According to a research team at Pennsylvania State University, local watershed organizations are influencing community dynamics—and the nature of environmental stewardship—in rural Pennsylvania. The Center for Rural Pennsylvania commissioned the study of rural watershed organizations, which drew on 27 in-depth interviews and questionnaires completed by 172 watershed organizations across the state.
“We got into this because we realized that community watershed organizations were really proliferating across the state,” said faculty member and researcher Frank Higdo. “There are literally hundreds of them, and we didn’t know that much about them.”
The study found that the role of watershed groups reached beyond the stream corridors. By forging new partnerships with conservation districts and other stakeholders, the organizations support water resources and community development as a whole.

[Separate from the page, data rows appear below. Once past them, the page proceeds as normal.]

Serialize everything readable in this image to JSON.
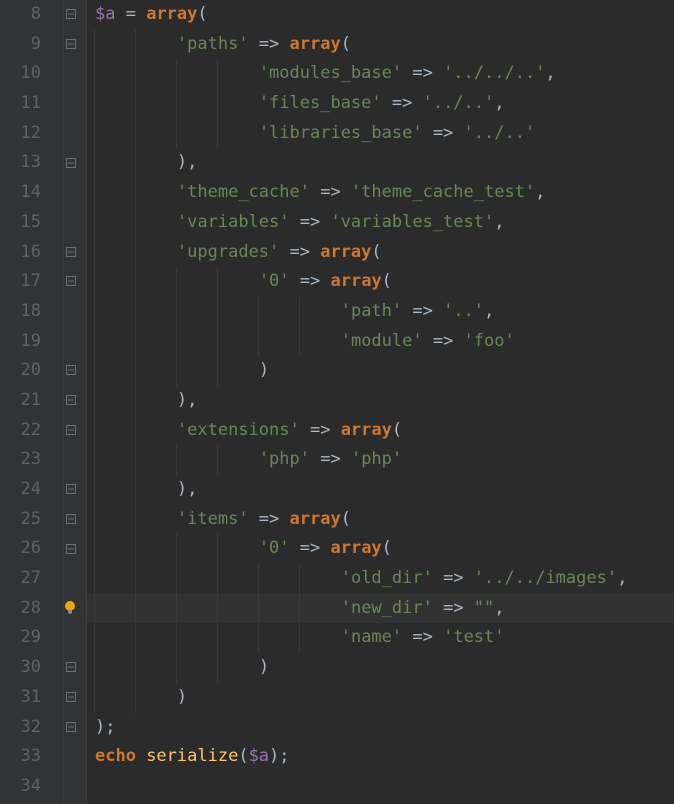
{
  "colors": {
    "bg": "#2b2b2b",
    "gutter_bg": "#313335",
    "gutter_fg": "#5e6366",
    "keyword": "#cc7832",
    "string": "#6a8759",
    "variable": "#9876aa",
    "func": "#ffc66d",
    "punct": "#a9b7c6",
    "highlight_line_bg": "#323232"
  },
  "first_line_no": 8,
  "highlight_line": 28,
  "bulb_line": 28,
  "fold_markers": [
    {
      "line": 8,
      "type": "open"
    },
    {
      "line": 9,
      "type": "open"
    },
    {
      "line": 13,
      "type": "close"
    },
    {
      "line": 16,
      "type": "open"
    },
    {
      "line": 17,
      "type": "open"
    },
    {
      "line": 20,
      "type": "close"
    },
    {
      "line": 21,
      "type": "close"
    },
    {
      "line": 22,
      "type": "open"
    },
    {
      "line": 24,
      "type": "close"
    },
    {
      "line": 25,
      "type": "open"
    },
    {
      "line": 26,
      "type": "open"
    },
    {
      "line": 30,
      "type": "close"
    },
    {
      "line": 31,
      "type": "close"
    },
    {
      "line": 32,
      "type": "close"
    }
  ],
  "code": [
    {
      "line": 8,
      "indent": 0,
      "segs": [
        [
          "var",
          "$a"
        ],
        [
          "punc",
          " = "
        ],
        [
          "kw",
          "array"
        ],
        [
          "punc",
          "("
        ]
      ]
    },
    {
      "line": 9,
      "indent": 2,
      "segs": [
        [
          "str",
          "'paths'"
        ],
        [
          "punc",
          " => "
        ],
        [
          "kw",
          "array"
        ],
        [
          "punc",
          "("
        ]
      ]
    },
    {
      "line": 10,
      "indent": 4,
      "segs": [
        [
          "str",
          "'modules_base'"
        ],
        [
          "punc",
          " => "
        ],
        [
          "str",
          "'../../..'"
        ],
        [
          "punc",
          ","
        ]
      ]
    },
    {
      "line": 11,
      "indent": 4,
      "segs": [
        [
          "str",
          "'files_base'"
        ],
        [
          "punc",
          " => "
        ],
        [
          "str",
          "'../..'"
        ],
        [
          "punc",
          ","
        ]
      ]
    },
    {
      "line": 12,
      "indent": 4,
      "segs": [
        [
          "str",
          "'libraries_base'"
        ],
        [
          "punc",
          " => "
        ],
        [
          "str",
          "'../..'"
        ]
      ]
    },
    {
      "line": 13,
      "indent": 2,
      "segs": [
        [
          "punc",
          ")"
        ],
        [
          "punc",
          ","
        ]
      ]
    },
    {
      "line": 14,
      "indent": 2,
      "segs": [
        [
          "str",
          "'theme_cache'"
        ],
        [
          "punc",
          " => "
        ],
        [
          "str",
          "'theme_cache_test'"
        ],
        [
          "punc",
          ","
        ]
      ]
    },
    {
      "line": 15,
      "indent": 2,
      "segs": [
        [
          "str",
          "'variables'"
        ],
        [
          "punc",
          " => "
        ],
        [
          "str",
          "'variables_test'"
        ],
        [
          "punc",
          ","
        ]
      ]
    },
    {
      "line": 16,
      "indent": 2,
      "segs": [
        [
          "str",
          "'upgrades'"
        ],
        [
          "punc",
          " => "
        ],
        [
          "kw",
          "array"
        ],
        [
          "punc",
          "("
        ]
      ]
    },
    {
      "line": 17,
      "indent": 4,
      "segs": [
        [
          "str",
          "'0'"
        ],
        [
          "punc",
          " => "
        ],
        [
          "kw",
          "array"
        ],
        [
          "punc",
          "("
        ]
      ]
    },
    {
      "line": 18,
      "indent": 6,
      "segs": [
        [
          "str",
          "'path'"
        ],
        [
          "punc",
          " => "
        ],
        [
          "str",
          "'..'"
        ],
        [
          "punc",
          ","
        ]
      ]
    },
    {
      "line": 19,
      "indent": 6,
      "segs": [
        [
          "str",
          "'module'"
        ],
        [
          "punc",
          " => "
        ],
        [
          "str",
          "'foo'"
        ]
      ]
    },
    {
      "line": 20,
      "indent": 4,
      "segs": [
        [
          "punc",
          ")"
        ]
      ]
    },
    {
      "line": 21,
      "indent": 2,
      "segs": [
        [
          "punc",
          ")"
        ],
        [
          "punc",
          ","
        ]
      ]
    },
    {
      "line": 22,
      "indent": 2,
      "segs": [
        [
          "str",
          "'extensions'"
        ],
        [
          "punc",
          " => "
        ],
        [
          "kw",
          "array"
        ],
        [
          "punc",
          "("
        ]
      ]
    },
    {
      "line": 23,
      "indent": 4,
      "segs": [
        [
          "str",
          "'php'"
        ],
        [
          "punc",
          " => "
        ],
        [
          "str",
          "'php'"
        ]
      ]
    },
    {
      "line": 24,
      "indent": 2,
      "segs": [
        [
          "punc",
          ")"
        ],
        [
          "punc",
          ","
        ]
      ]
    },
    {
      "line": 25,
      "indent": 2,
      "segs": [
        [
          "str",
          "'items'"
        ],
        [
          "punc",
          " => "
        ],
        [
          "kw",
          "array"
        ],
        [
          "punc",
          "("
        ]
      ]
    },
    {
      "line": 26,
      "indent": 4,
      "segs": [
        [
          "str",
          "'0'"
        ],
        [
          "punc",
          " => "
        ],
        [
          "kw",
          "array"
        ],
        [
          "punc",
          "("
        ]
      ]
    },
    {
      "line": 27,
      "indent": 6,
      "segs": [
        [
          "str",
          "'old_dir'"
        ],
        [
          "punc",
          " => "
        ],
        [
          "str",
          "'../../images'"
        ],
        [
          "punc",
          ","
        ]
      ]
    },
    {
      "line": 28,
      "indent": 6,
      "segs": [
        [
          "str",
          "'new_dir'"
        ],
        [
          "punc",
          " => "
        ],
        [
          "str",
          "\"\""
        ],
        [
          "punc",
          ","
        ]
      ]
    },
    {
      "line": 29,
      "indent": 6,
      "segs": [
        [
          "str",
          "'name'"
        ],
        [
          "punc",
          " => "
        ],
        [
          "str",
          "'test'"
        ]
      ]
    },
    {
      "line": 30,
      "indent": 4,
      "segs": [
        [
          "punc",
          ")"
        ]
      ]
    },
    {
      "line": 31,
      "indent": 2,
      "segs": [
        [
          "punc",
          ")"
        ]
      ]
    },
    {
      "line": 32,
      "indent": 0,
      "segs": [
        [
          "punc",
          ");"
        ]
      ]
    },
    {
      "line": 33,
      "indent": 0,
      "segs": [
        [
          "kw",
          "echo "
        ],
        [
          "fn",
          "serialize"
        ],
        [
          "punc",
          "("
        ],
        [
          "var",
          "$a"
        ],
        [
          "punc",
          ");"
        ]
      ]
    },
    {
      "line": 34,
      "indent": 0,
      "segs": []
    }
  ]
}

Forty-four percent of watershed groups formed within the last 10 years, with more than 100 using grants from the state’s Growing Greener program. Water quality concerns were a leading cause for the formation of groups. But a number of concerns ranked as secondary causes, including environmental education, habitat restoration, recreation opportunities, land use planning, mining impacts, agricultural impacts, and water supply.

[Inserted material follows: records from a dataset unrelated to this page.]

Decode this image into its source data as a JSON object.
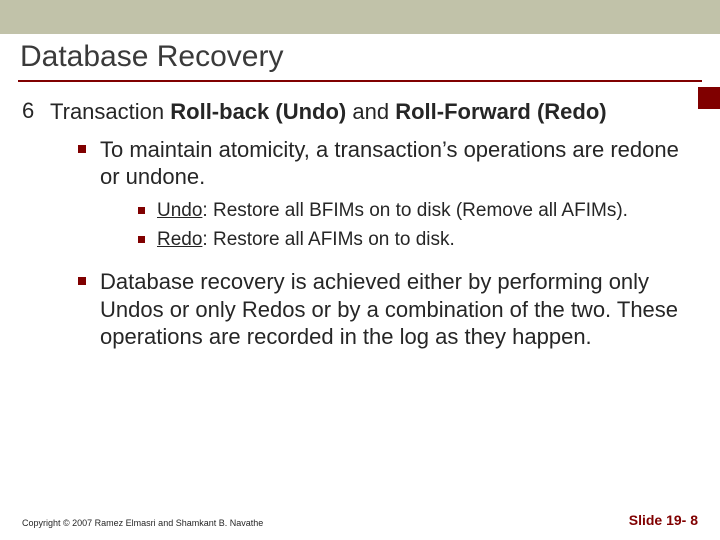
{
  "title": "Database Recovery",
  "item_number": "6",
  "item_heading_pre": "Transaction ",
  "item_heading_b1": "Roll-back (Undo)",
  "item_heading_mid": " and ",
  "item_heading_b2": "Roll-Forward (Redo)",
  "lvl1_a": "To maintain atomicity, a transaction’s operations are redone or undone.",
  "lvl2_a_u": "Undo",
  "lvl2_a_rest": ": Restore all BFIMs on to disk (Remove all AFIMs).",
  "lvl2_b_u": "Redo",
  "lvl2_b_rest": ": Restore all AFIMs on to disk.",
  "lvl1_b": "Database recovery is achieved either by performing only Undos or only Redos or by a combination of the two. These operations are recorded in the log as they happen.",
  "copyright": "Copyright © 2007 Ramez Elmasri and Shamkant B. Navathe",
  "slide_no": "Slide 19- 8"
}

Growing Greener topped the list of funding sources for rural watershed organizations. Sixty-four percent had applied for Growing Greener grants, and 52 percent had received them.
Local watershed organizations in Pennsylvania play a vital role in community education as well as on-the-ground stream restoration. In recent years, local projects supported with funds from the Growing Greener program have:
- Planted more than 188 miles of streamside buffers;
- Restored 4,200 acres of wetlands;
- Reclaimed more than 2,000 acres of abandoned mines;
- Plugged 770 abandoned oil and gas wells; and
- Supported the assessment of 153 watersheds.
Sportsmen were often among the organizations’ founders. “Hunting and fishing groups, like Turkeys Unlimited and Trout Unlimited, were often the catalyst for getting these groups started. They got to talking among themselves and established a common interest,” said faculty member Kathryn Brasier, who also collaborated on the study.
“These groups actively distance themselves from the conventional image of environmental activism,” said Richard Stedman, another member of the research team. “They don’t want to be seen as radicals on the fringe of their communities.”
The relatively smaller size of rural communities makes it especially difficult to be productive through a confrontational or divisive approach. Instead, groups build support through community education and hands-on projects that show positive results for their watersheds. Most raise community awareness through letter-writing campaigns, public meetings, and media interviews. They focus on voluntary conservation practices and changing attitudes through environmental education with citizens and students. This approach allows the organizations to maintain relationships with diverse groups and act as legitimate facilitators on public issues.
“But they aren’t shrinking violets,” Brasier said. Watershed organizations work closely with local, regional and state agencies to address problems. When they find regulatory violations, they report them.
Many local watershed organizations also impact their communities in ways that reach beyond environmental concerns. By collaborating with citizens and local governments, they create positive relationships and a network of people who want to be active in their communities. This network can be especially effective in rural settings, where one strong network can influence multiple aspects of the community.
“Community watershed organizations can have a variety of impacts within a community beyond water quality. They also contribute to leadership development and awareness of other issues like land use and how the community all fits together,” Brasier said. In several cases, watershed organizations have spawned efforts to address public health and recreation issues. “I’ve been struck by the number of people who, because of their interests and learning through the watershed organizations, have sought out workshops on their own and started teaching other people.”
The study also showed that education was one of the most visible and often-cited roles for community watershed groups. Groups offer a comprehensive vision of environmental quality that includes both the ecological and social significance of local waterways. Along with presentations for adult community groups, watershed organizations work closely with local schools on curriculum and field studies.
“Watershed organizations are providing teachers with resources, like watershed models, and giving students a very hands-on experience of their local resources that the schools couldn’t offer themselves,” Brasier said.